Um vaudeville melancólico

O Grande Livro dos Pequenos Detalhes atravessou o Atlântico para se dar a ler no Teatro Maria Matos - com o público no palco, mesmo ali à beira, tão diferente da "caixinha" que é o Oi Futuro Flamengo, o teatro do Rio de Janeiro onde ela estreou no verão passado (e esteve seis semanas non-stop em exibição) - e a reinvenção deste segundo volume está em plena marcha enquanto esta conversa decorre. "A gente nem sabe ainda como isso vai mexer na peça", diz Renato que a viu pela primeira vez da plateia, com Michel Blois a fazer o papel que agora é seu.

E dizer isto já é dizer pouco, porque há ali vidas que não cabem num papel só. "Sinto sempre que tenho que correr atrás deste espetáculo", diz Paula Diogo, "começar de novo, re-fazer, re-descobrir". E Cláudia Gaiolas concorda: "Nada é explicado, tudo é lançado. É um espetáculo que me deixa instável, e eu quero fazer coisas com isso". E Renato completa: "A peça é muito louca, tem um grande sentido de liberdade. É um vaudeville melancólico mas com muito humor".

O Grande Livro dos Pequenos Detalhes é uma criação de grupo - do quarteto original só Michel Blois não se apresenta em Portugal -, um bando de autores-atores luso-brasileiro a que se juntou o dramaturgo Alexander Kelly, do coletivo inglês Third Angel.
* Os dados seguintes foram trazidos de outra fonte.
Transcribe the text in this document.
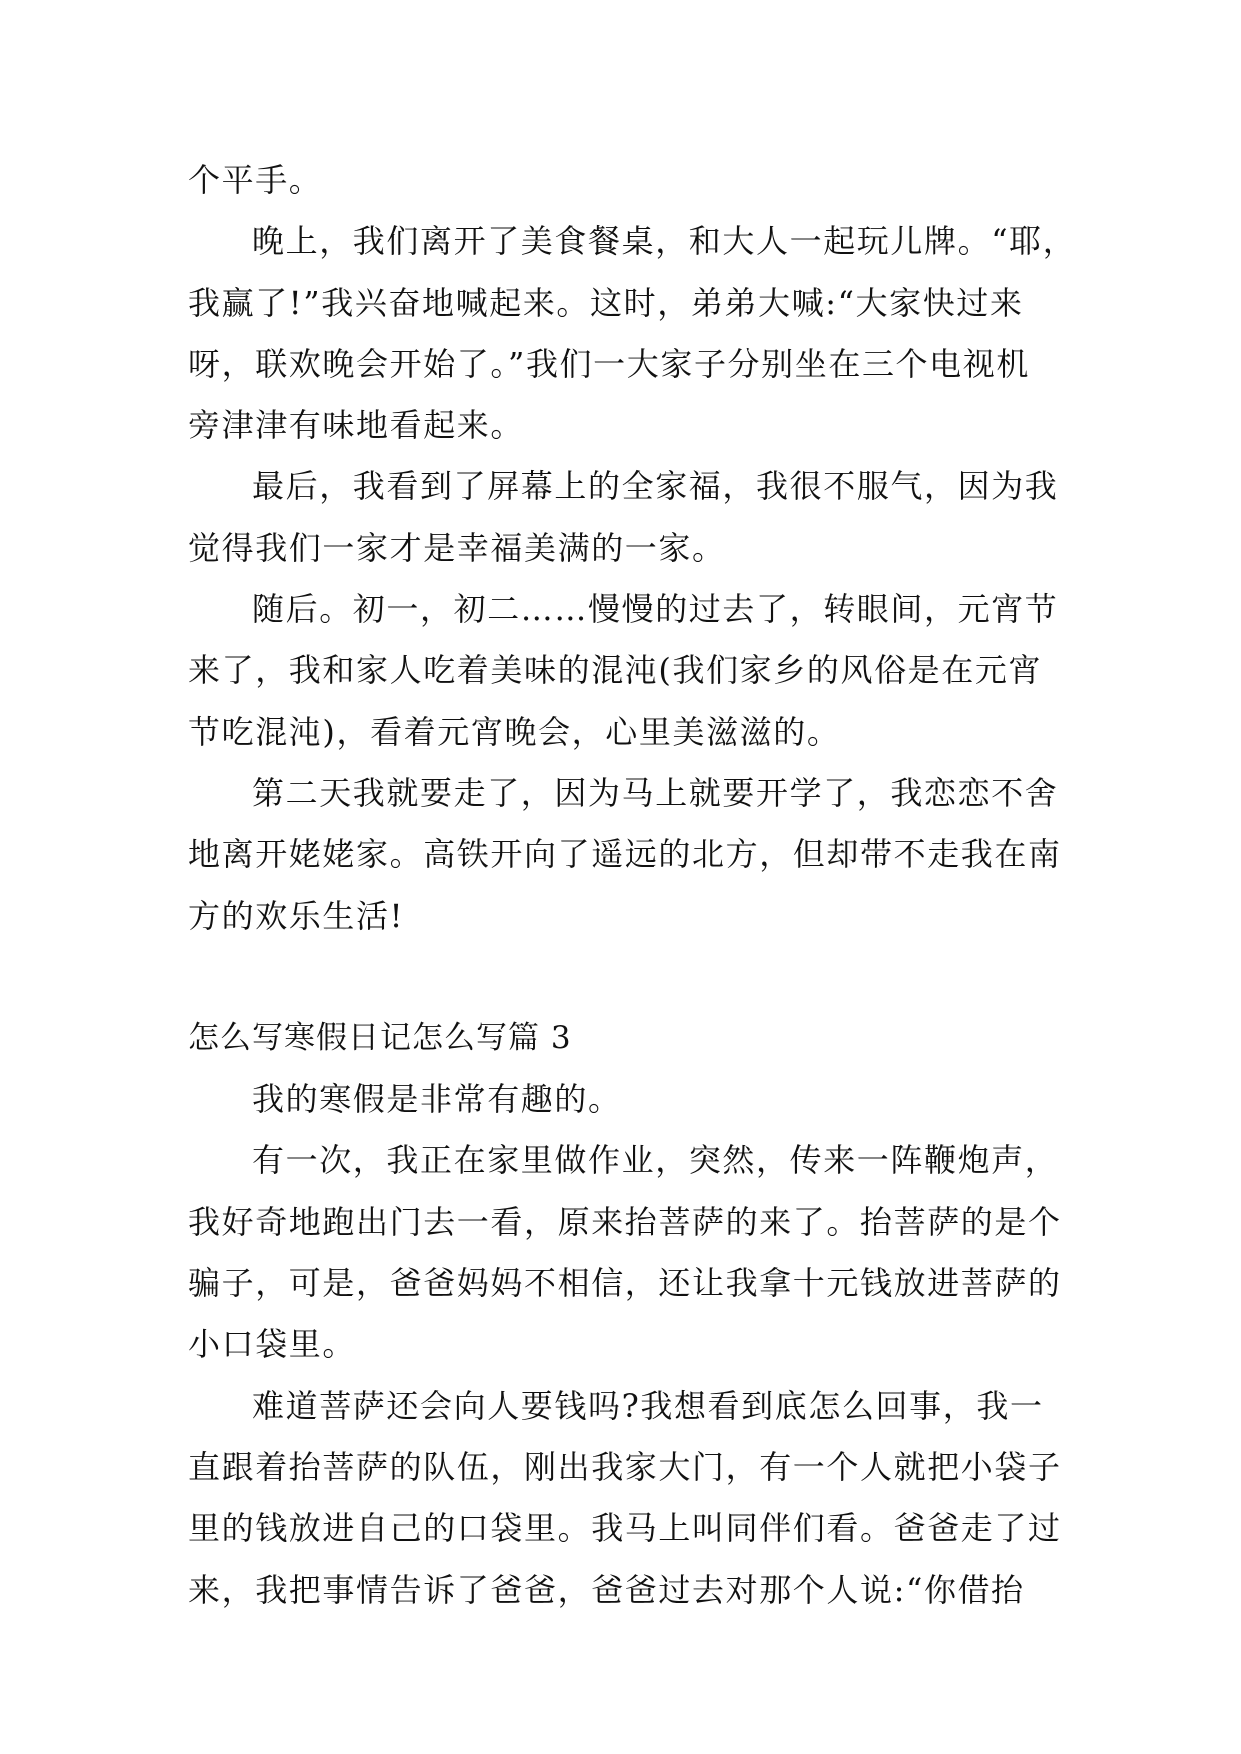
个平手。
晚上，我们离开了美食餐桌，和大人一起玩儿牌。“耶，
我赢了!”我兴奋地喊起来。这时，弟弟大喊:“大家快过来
呀，联欢晚会开始了。”我们一大家子分别坐在三个电视机
旁津津有味地看起来。
最后，我看到了屏幕上的全家福，我很不服气，因为我
觉得我们一家才是幸福美满的一家。
随后。初一，初二……慢慢的过去了，转眼间，元宵节
来了，我和家人吃着美味的混沌(我们家乡的风俗是在元宵
节吃混沌)，看着元宵晚会，心里美滋滋的。
第二天我就要走了，因为马上就要开学了，我恋恋不舍
地离开姥姥家。高铁开向了遥远的北方，但却带不走我在南
方的欢乐生活!
怎么写寒假日记怎么写篇 3
我的寒假是非常有趣的。
有一次，我正在家里做作业，突然，传来一阵鞭炮声，
我好奇地跑出门去一看，原来抬菩萨的来了。抬菩萨的是个
骗子，可是，爸爸妈妈不相信，还让我拿十元钱放进菩萨的
小口袋里。
难道菩萨还会向人要钱吗?我想看到底怎么回事，我一
直跟着抬菩萨的队伍，刚出我家大门，有一个人就把小袋子
里的钱放进自己的口袋里。我马上叫同伴们看。爸爸走了过
来，我把事情告诉了爸爸，爸爸过去对那个人说:“你借抬
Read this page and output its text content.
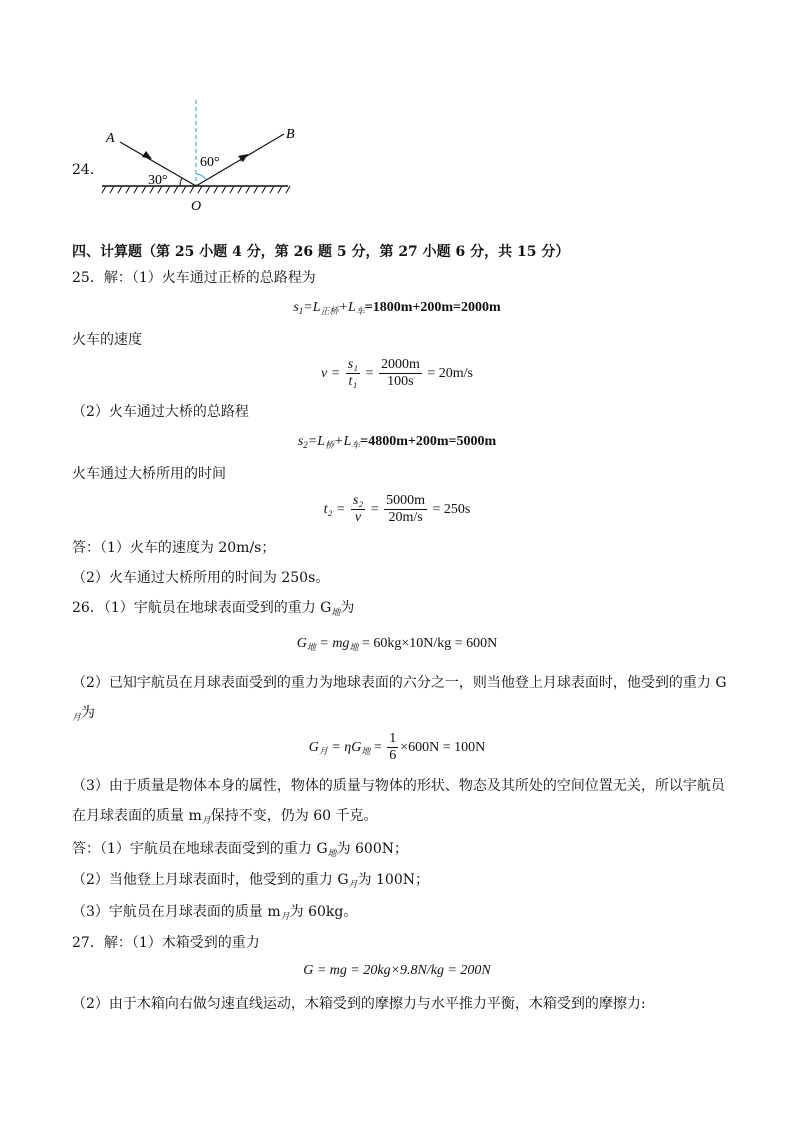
24．
A	B
O
30°
60°
四、计算题（第 25 小题 4 分，第 26 题 5 分，第 27 小题 6 分，共 15 分）
25．解：（1）火车通过正桥的总路程为
$s_1=L_{正桥}+L_车=1800m+200m=2000m$
火车的速度
$v = \frac{\text{s₁}}{\text{t₁}} = \frac{2000m}{100s} = 20m/s$
（2）火车通过大桥的总路程
$s_2=L_桥+L_车=4800m+200m=5000m$
火车通过大桥所用的时间
$t_2 = \frac{\text{s₂}}{v} = \frac{5000m}{20m/s} = 250s$
答：（1）火车的速度为 20m/s；
（2）火车通过大桥所用的时间为 250s。
26．（1）宇航员在地球表面受到的重力 $G_地$为
$G_地 = mg_地 = 60kg\times 10N/kg = 600N$
（2）已知宇航员在月球表面受到的重力为地球表面的六分之一，则当他登上月球表面时，他受到的重力 G
$_月$为
$G_月 = \eta G_地 = \frac{1}{6} \times 600N = 100N$
（3）由于质量是物体本身的属性，物体的质量与物体的形状、物态及其所处的空间位置无关，所以宇航员
在月球表面的质量 $m_月$保持不变，仍为 60 千克。
答：（1）宇航员在地球表面受到的重力 $G_地$为 600N；
（2）当他登上月球表面时，他受到的重力 $G_月$为 100N；
（3）宇航员在月球表面的质量 $m_月$为 60kg。
27．解：（1）木箱受到的重力
G = mg = 20kg×9.8N/kg = 200N
（2）由于木箱向右做匀速直线运动，木箱受到的摩擦力与水平推力平衡，木箱受到的摩擦力:
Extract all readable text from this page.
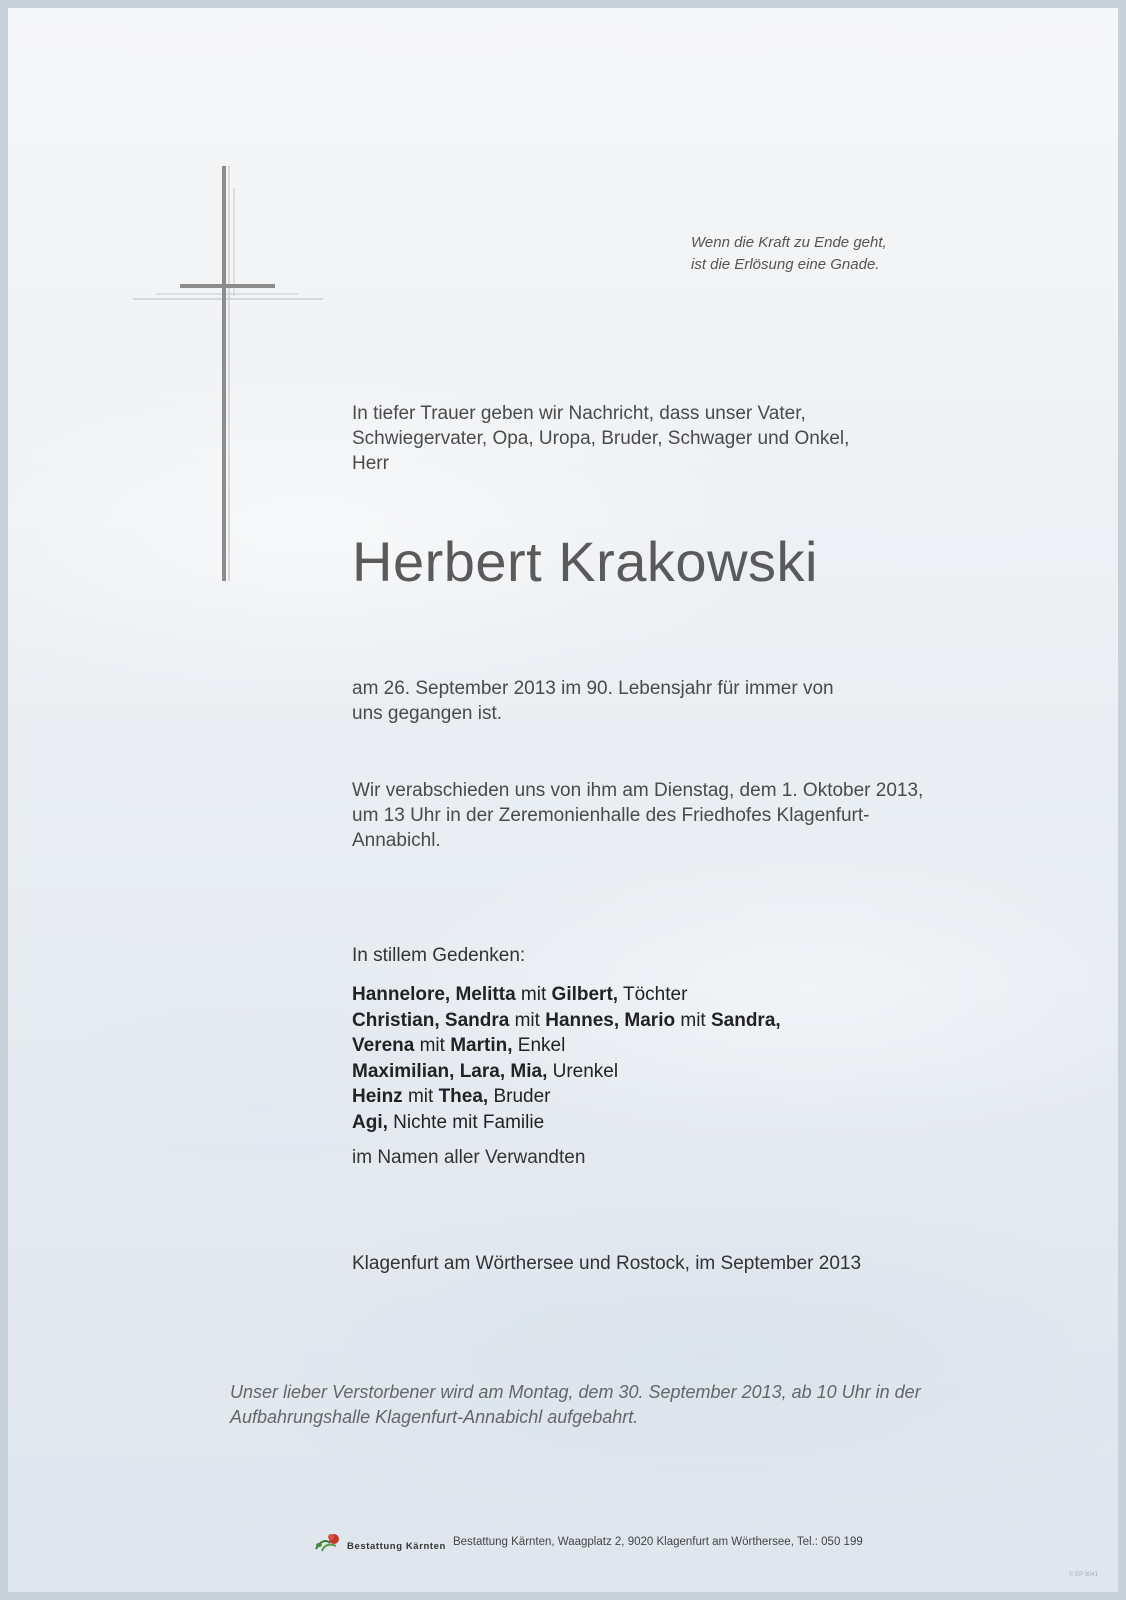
Wenn die Kraft zu Ende geht,
ist die Erlösung eine Gnade.
In tiefer Trauer geben wir Nachricht, dass unser Vater,
Schwiegervater, Opa, Uropa, Bruder, Schwager und Onkel,
Herr
Herbert Krakowski
am 26. September 2013 im 90. Lebensjahr für immer von
uns gegangen ist.
Wir verabschieden uns von ihm am Dienstag, dem 1. Oktober 2013,
um 13 Uhr in der Zeremonienhalle des Friedhofes Klagenfurt-
Annabichl.
In stillem Gedenken:
Hannelore, Melitta mit Gilbert, Töchter
Christian, Sandra mit Hannes, Mario mit Sandra,
Verena mit Martin, Enkel
Maximilian, Lara, Mia, Urenkel
Heinz mit Thea, Bruder
Agi, Nichte mit Familie
im Namen aller Verwandten
Klagenfurt am Wörthersee und Rostock, im September 2013
Unser lieber Verstorbener wird am Montag, dem 30. September 2013, ab 10 Uhr in der
Aufbahrungshalle Klagenfurt-Annabichl aufgebahrt.
Bestattung Kärnten Bestattung Kärnten, Waagplatz 2, 9020 Klagenfurt am Wörthersee, Tel.: 050 199
© EP 9041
"Sabíamos que queríamos trabalhar juntos, ainda antes de sabermos sobre o quê", explica Paula Diogo. A vontade vem de 2009 e do projeto Estúdios, uma ideia de Tiago Rodrigues que reuniu, no Maria Matos, três criadores portugueses e quatro brasileiros que puseram de pé três peças em três semanas.

Quando os calendários e orçamentos se alinharam encontraram-se no Rio de Janeiro, Alexander Kelly com o desejo de escrever uma história de detetives, Paula Diogo com um livro de aventuras em que o herói é um miúdo autista que vê o mundo de uma maneira especial, todos com histórias e memórias de policiais e séries de detetives dos anos 70.

"Queríamos muito contar uma história que fosse divertida", conta Cláudia Gaiolas. Já para não falar da tremenda metáfora que é contá-la num palco, para espetadores. "Se só nos focarmos numa coisa, o que é que muda da nossa perceção do mundo?"